I am on my first full season of snow boarding, having transitioned from skiing in order to have a new challenge. Part of the reason I decided to switch was Step On bindings. For me they make the world of difference in terms of convenience when getting off the ski-lift and Stepping On. The only real downside for me compared to normal bindings is that getting out of the bindings can be a little more awkward sometimes due to needing to twist your foot.

I’m fortunate to have Step On shaped feet so have no problems with the fit of the boots, but as with anything you’ll find different views and some people will love them, some people will hate them and many people will not have even tried them.
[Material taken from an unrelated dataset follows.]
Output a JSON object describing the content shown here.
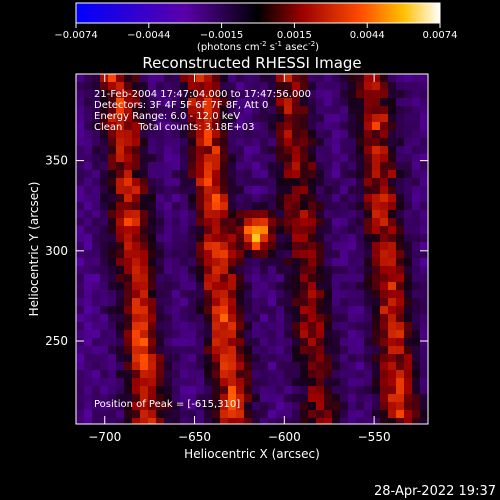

I’m up to 25 days on my Swath Step Ons for this season, and have no regrets at all.

TheSalamander


----------



## t21 (Dec 29, 2010)

there was a youtube link on how to properly twist the boot out to avoid wearing out the toe clips or hooks on the binding, because someone made a comment about it. It shows the you are suppose to lift heel,turn heel inward to release the boot. It maybe awkward as mentioned by Salamander but the more you ride the easier it gets. The good part about the binding is the release lever staying up once you pull up, there was some youtube clips about this bindings that the reviewer mentioned you have to hold on to the lever to release your boot?...nope.The downside for me... is to remember your pant leg is clip on before you step on. I had the "oh shit" moment once but i was lucky i was able to pull my pant leg off the heel latch. The best thing about the heel clip on the boots...it prevents the bottom of your pants from dragging on mud when walking to and from the parking lot


----------



## GoncaDo (Jan 24, 2020)

I generally ride together with my husband, who is a skier. I hated to do straps when he was already off skiing. I love the bindings, they actually make me feel good and safe, no difference than straps. But as everyone has said Burton boots are not for everyone, not for me, I am trying to make peace with. Another downside I am having with Step -On s is not being able to step on down slopes. But you really rarely need to do it. I am yet not that comfortable to step on when I am on move, I have to stop to do it  Overall, I am still happy with them. By the way, I have never seen someone else wearing them ?


----------